Maka dari itu, yang kedua, ke depan, perlu adanya kerjasama lintas kementrian antara Kementrian Pariwisata, Pendidikan dan Kebudayaan, Tenaga Kerja. Kementrian Kesehatan dan BP2MI guna perbaikan kuantitas dan kualitas PMI, minimal dalam bentuk Pembekalan sebelum diberangkatkan. Lebih terstruktur lagi, jika program PMI merupakan program jangka panjang, sudah selayaknya program Kementrian Pariwisata ini diintegrasikan atau memberikan masukan pada kurikulum kesehatan, di mana Program Health Tourism perlu mendapatkan sorotan serius.
Program ini akan berjalan mulus jika ada dalam muatan lokal materi kuliah pendidikan keperawatan yang notabene satu-satunya profesi kesehatan yang paling banyak diminati di luar negeri. Sejauh ini, fokus kurikulum pendidikan kita secara umum orientasinya hanya lokal, kurang berwawasan internasional. Di bidang keperawatan misalnya, sebagai profesi kesehatan PMI yang menurut pengamatan penulis paling banyak diminati oleh luar negeri, wisata kesehatan yang sangat potensial dimiliki Indonesia perlu diintegrasikan dalam muatan lokal kurikulum.
Sejauh ini program Health Tourism terbaik hanya dimiliki oleh India, Singapore, Thailand, Korea Selatan, Bulgaria dan Panama. Padahal, Indonesia yang kekayaan alam dan keindahan budayanya jauh di atas negara-negara ini.
Jadi, yang ketiga, bila Indonesia ingin memajukan program Health Tourism yang pernah mencuat inisiasinya pada tahun 2013, ternyata mandeg, perlu belajar dari negara-negara tersebut. Indonesia memiliki potensi yang sangat besar di sektor wisata kesehatan ini, baik pengobatan konvensional maupun tradisional. Jakarta, Jawa Barat, Jawa Tengah, Yogyarakta, Jawa Timur dan Bali merupakan 6 provinsi yang bisa dijadikan pilot project untuk tujuan tersebut. Sebagaimana diketahui Jabar, Jateng dan Jatim merupakan tiga provinsi dengan jumlah PMI terbanyak.

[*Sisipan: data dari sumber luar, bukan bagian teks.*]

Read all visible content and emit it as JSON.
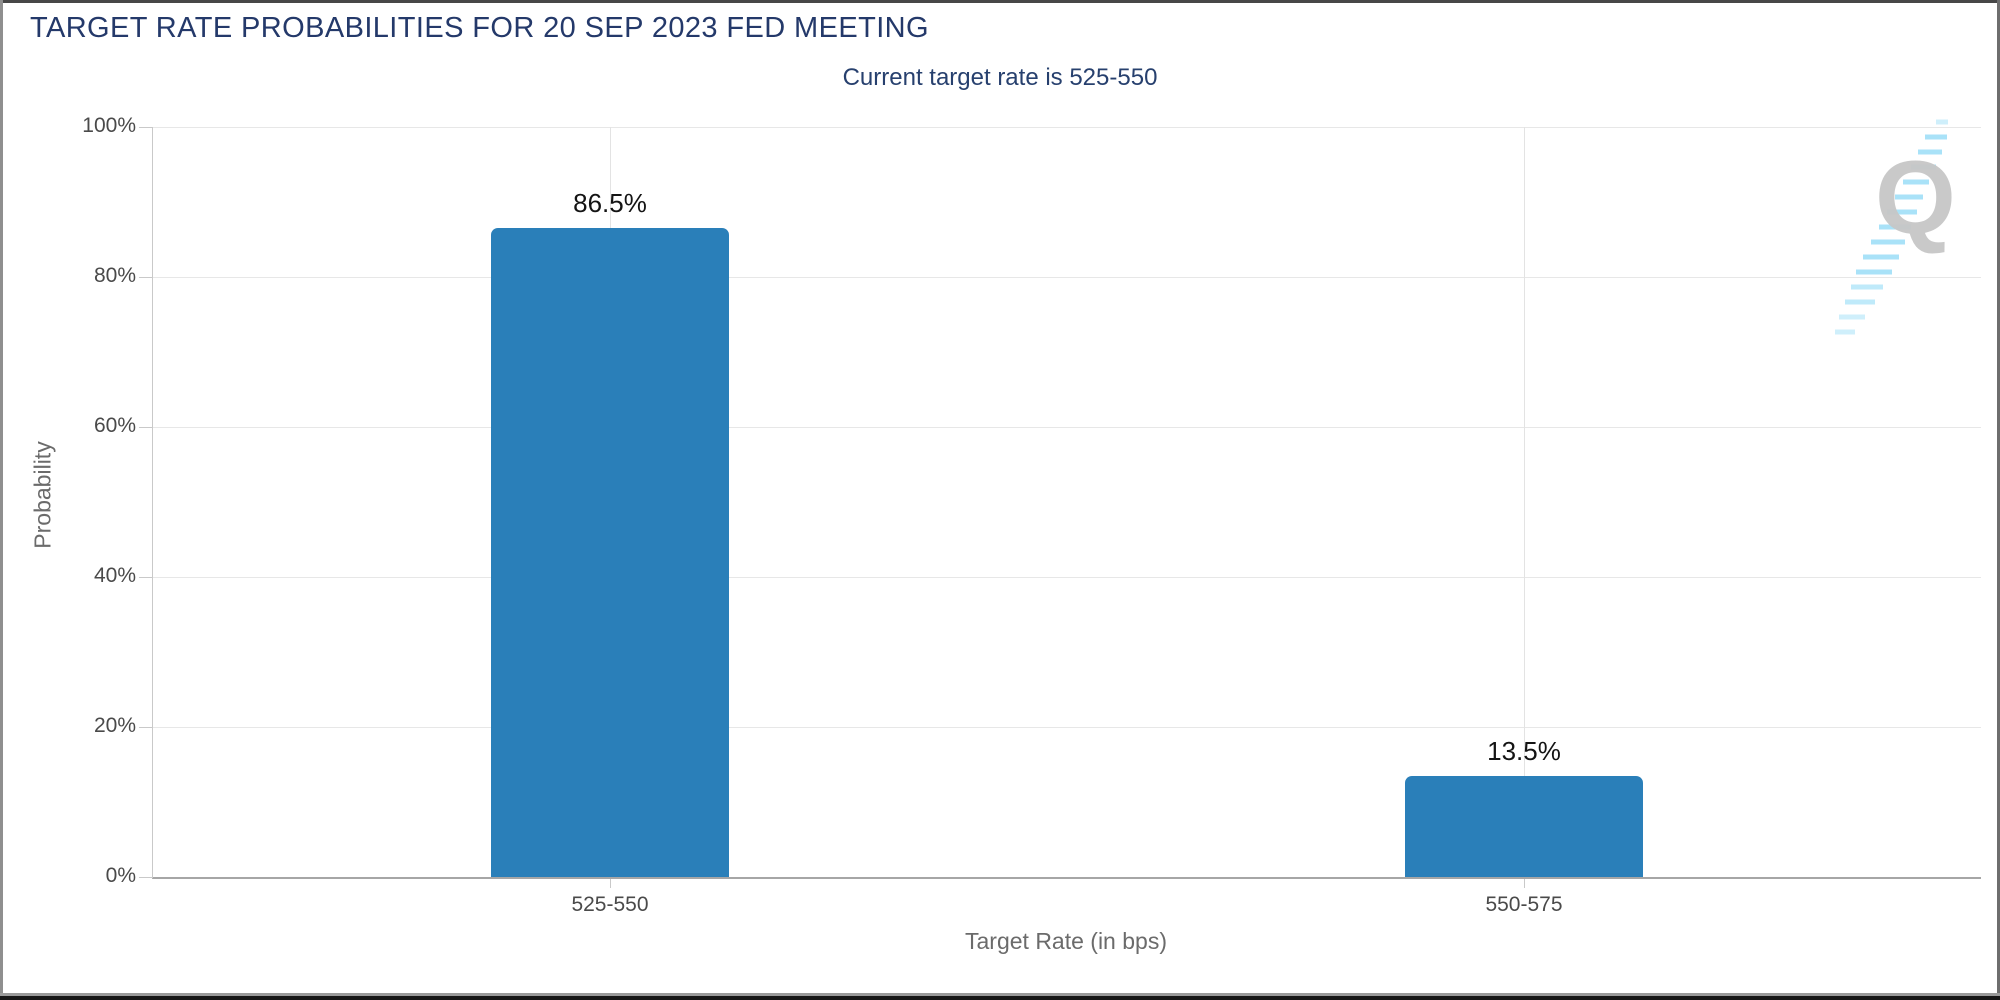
{
  "chart_data": {
    "type": "bar",
    "title": "TARGET RATE PROBABILITIES FOR 20 SEP 2023 FED MEETING",
    "subtitle": "Current target rate is 525-550",
    "categories": [
      "525-550",
      "550-575"
    ],
    "values": [
      86.5,
      13.5
    ],
    "value_labels": [
      "86.5%",
      "13.5%"
    ],
    "xlabel": "Target Rate (in bps)",
    "ylabel": "Probability",
    "ylim": [
      0,
      100
    ],
    "ytick_labels": [
      "0%",
      "20%",
      "40%",
      "60%",
      "80%",
      "100%"
    ],
    "grid": true,
    "legend": "none",
    "bar_color": "#2a7fb9"
  },
  "watermark": {
    "letter": "Q"
  },
  "colors": {
    "title_navy": "#24396a",
    "bar_blue": "#2a7fb9",
    "gridline": "#e7e7e7",
    "axis_line": "#a6a6a6",
    "tick_text": "#4a4a4a",
    "axis_title_text": "#6b6b6b",
    "value_label_text": "#141414",
    "watermark_gray": "#c7c7c7",
    "watermark_blue": "#a9e2f8"
  }
}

Yang ke empat, perlu pembekalan PMI dari 3 provinsi ini, terutama yang berpredikat tenaga terampil/professional, ada baiknya dibekali materi terkait Wisata Indonesia. Jika ini terjadi, PMI bukan hanya menyandang sebagai Pahlawan Devisa, namun mereka bisa ditunjuk sebagai Indonesian Tourism Ambassador saat bertolak ke negeri orang.Â
Lewat merekalah program-program seperti Indonesian Health Tourism akan diiklankan langsung, mouth to mouth yang dirasa jauh lebih efektif dari pada melalui media yang metode iklan kita masih jauh di bawah 5 negara di atas. Program ini akan mendongkrak tingkat ekonomi, memberi lapangan kerja pada professional kesehatan, UMKM masyarakat, menambah pendapatan negara serta meningkatkan reputasi Indonesia di mata dunia.